Deng is currently in his second year studying social work at Mount Royal College. What keeps him going is his dream of returning home to his remote village in Longechuk county and putting his skills to work. “I have a vision of connecting myself with humanitarian organizations to help build a community centre for orphans, widowed women and disabled individuals, all a result from the war,” says Deng.

While studying full-time, Deng is working for both the Sudanese Family Integration Centre and the Calgary Immigrant Women’s Association, helping Sudanese youth and families struggling with their transition to Calgary. “Because of economic barriers, racism and the inability to speak English, combined with the separation from family and their community, many Sudanese families become extremely isolated. These factors are leading to family violence and youth crime,” explains Deng.

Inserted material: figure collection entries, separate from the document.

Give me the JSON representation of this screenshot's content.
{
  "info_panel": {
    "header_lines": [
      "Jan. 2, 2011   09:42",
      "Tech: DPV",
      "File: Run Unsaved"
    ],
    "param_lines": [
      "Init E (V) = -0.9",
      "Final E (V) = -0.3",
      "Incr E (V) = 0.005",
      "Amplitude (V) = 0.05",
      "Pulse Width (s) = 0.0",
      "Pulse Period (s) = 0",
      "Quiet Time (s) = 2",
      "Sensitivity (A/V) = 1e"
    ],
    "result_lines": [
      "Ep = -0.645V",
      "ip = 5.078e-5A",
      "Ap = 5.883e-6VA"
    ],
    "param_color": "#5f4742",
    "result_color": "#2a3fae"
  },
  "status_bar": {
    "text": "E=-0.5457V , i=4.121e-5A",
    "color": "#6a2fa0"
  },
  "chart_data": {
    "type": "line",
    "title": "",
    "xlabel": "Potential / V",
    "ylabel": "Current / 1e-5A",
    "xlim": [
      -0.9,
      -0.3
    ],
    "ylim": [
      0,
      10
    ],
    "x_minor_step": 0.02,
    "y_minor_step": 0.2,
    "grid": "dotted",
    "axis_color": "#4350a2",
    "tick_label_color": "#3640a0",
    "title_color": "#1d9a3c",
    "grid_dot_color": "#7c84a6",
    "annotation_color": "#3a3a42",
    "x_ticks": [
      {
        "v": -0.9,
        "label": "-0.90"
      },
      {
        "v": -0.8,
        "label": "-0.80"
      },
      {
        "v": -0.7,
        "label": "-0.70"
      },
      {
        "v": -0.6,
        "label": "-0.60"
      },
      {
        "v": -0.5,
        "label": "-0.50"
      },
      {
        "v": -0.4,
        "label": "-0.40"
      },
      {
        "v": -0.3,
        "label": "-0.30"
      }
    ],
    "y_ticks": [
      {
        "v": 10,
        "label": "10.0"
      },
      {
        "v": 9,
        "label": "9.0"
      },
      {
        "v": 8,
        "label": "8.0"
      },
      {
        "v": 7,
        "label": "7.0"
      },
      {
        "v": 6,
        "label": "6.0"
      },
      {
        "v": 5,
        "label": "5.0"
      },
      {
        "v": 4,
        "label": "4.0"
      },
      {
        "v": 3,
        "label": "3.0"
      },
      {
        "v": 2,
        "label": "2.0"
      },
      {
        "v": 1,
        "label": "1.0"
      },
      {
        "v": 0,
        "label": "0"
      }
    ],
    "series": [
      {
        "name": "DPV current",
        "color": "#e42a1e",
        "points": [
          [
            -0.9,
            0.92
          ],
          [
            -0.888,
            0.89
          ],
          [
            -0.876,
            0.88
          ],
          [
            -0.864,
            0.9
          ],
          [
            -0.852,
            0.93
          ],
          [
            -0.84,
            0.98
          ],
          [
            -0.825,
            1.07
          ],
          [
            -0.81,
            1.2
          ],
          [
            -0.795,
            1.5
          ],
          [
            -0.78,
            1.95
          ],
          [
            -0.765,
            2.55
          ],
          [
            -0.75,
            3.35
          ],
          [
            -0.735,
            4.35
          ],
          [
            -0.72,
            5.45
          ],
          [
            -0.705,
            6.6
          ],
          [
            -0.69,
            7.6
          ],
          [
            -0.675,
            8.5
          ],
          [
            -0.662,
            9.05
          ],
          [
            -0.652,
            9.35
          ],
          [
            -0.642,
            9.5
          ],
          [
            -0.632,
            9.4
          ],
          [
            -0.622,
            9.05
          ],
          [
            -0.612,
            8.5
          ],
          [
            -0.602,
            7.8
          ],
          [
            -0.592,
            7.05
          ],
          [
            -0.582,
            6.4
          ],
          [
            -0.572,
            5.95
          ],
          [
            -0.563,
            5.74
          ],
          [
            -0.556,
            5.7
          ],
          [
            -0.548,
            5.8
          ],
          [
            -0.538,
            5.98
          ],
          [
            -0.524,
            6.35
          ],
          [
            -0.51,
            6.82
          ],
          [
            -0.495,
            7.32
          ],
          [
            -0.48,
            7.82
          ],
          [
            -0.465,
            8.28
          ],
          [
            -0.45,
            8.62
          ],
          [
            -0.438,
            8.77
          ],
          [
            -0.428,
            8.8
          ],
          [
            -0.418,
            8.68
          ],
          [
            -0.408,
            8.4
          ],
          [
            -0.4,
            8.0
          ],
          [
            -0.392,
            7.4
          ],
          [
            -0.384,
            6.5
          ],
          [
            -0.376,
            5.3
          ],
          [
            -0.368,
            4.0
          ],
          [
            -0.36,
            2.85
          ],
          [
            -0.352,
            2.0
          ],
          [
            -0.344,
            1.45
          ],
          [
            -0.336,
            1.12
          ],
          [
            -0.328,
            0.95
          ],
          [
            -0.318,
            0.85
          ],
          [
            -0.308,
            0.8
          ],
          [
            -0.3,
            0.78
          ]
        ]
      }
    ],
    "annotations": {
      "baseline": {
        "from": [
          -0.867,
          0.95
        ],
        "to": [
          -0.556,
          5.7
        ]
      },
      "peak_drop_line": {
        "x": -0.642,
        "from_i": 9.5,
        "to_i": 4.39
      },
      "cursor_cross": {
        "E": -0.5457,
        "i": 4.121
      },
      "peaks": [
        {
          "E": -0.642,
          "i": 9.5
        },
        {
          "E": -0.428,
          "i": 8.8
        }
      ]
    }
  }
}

Because over 140 languages are spoken in Sudan, there are often communication barriers within the Sudanese community itself, which exacerbates feelings of isolation and loneliness. Deng speaks three Sudanese languages and two other African languages. The Sudanese also lack the financial resources to build a Sudanese community hall, where families could regularly unite and engage in social activities — an important component in most African cultures.

“We need the people of Calgary to help us in any way they can while we find our way in this new culture,” says Deng. “We are not here by choice. We are here because our homes have been destroyed and our lives turned upside down.”

Calgary’s Sudanese families may well be living in a safe environment, but their emotional trauma and the ongoing war back home is still part of their daily lives. Most pray and hope for the end of the civil war, and dream of rebuilding their villages and of reuniting with surviving family members scattered throughout the world.